Thusfar, two types of reference generation schemes have been employed to provide the bitline reference voltage for read operations in ferroelectric memory devices. In the first type, a single reference generator is common to (e.g., shared by) several columns, which may be all the columns of a certain segment or other portion of the array, or a single reference generator may be shared among all the columns. A problem with this approach is that several reference bitlines are shorted together through the common reference generator during read operations. In this situation, a bad column cannot be distinguished or isolated from other (e.g., presumably good) columns, thus making replacement or substitution impossible for a single bad column where column redundancy is employed. Furthermore, a single bad column may corrupt the value of the reference voltage allied to all the columns, thereby rendering the entire array or a portion thereof unusable.

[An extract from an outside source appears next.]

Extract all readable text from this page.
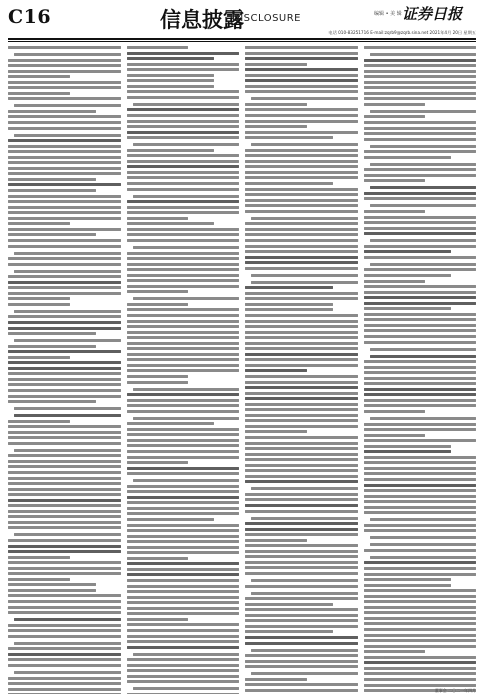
C16	信息披露
DISCLOSURE	编辑 • 美 辑 证券日报
电话 010-83251716 E-mail:zqrb9@zqrb.sina.net 2021年4月 20日 星期五
董事会 二〇二一年四月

In a second approach, a separate (e.g., dedicated) reference generator is provided for each column. However, several challenges are presented in implementing the second approach, including reliability, area utilization, and power consumption. In particular, separate reference generators occupy a large amount of device area and consume a larger amount of power than do shared reference generators. Accordingly, there remains a need for improved reference generator systems and methods for providing reference voltages for ferroelectric memory devices, by which the above and other shortcomings of the prior art may be mitigated or overcome.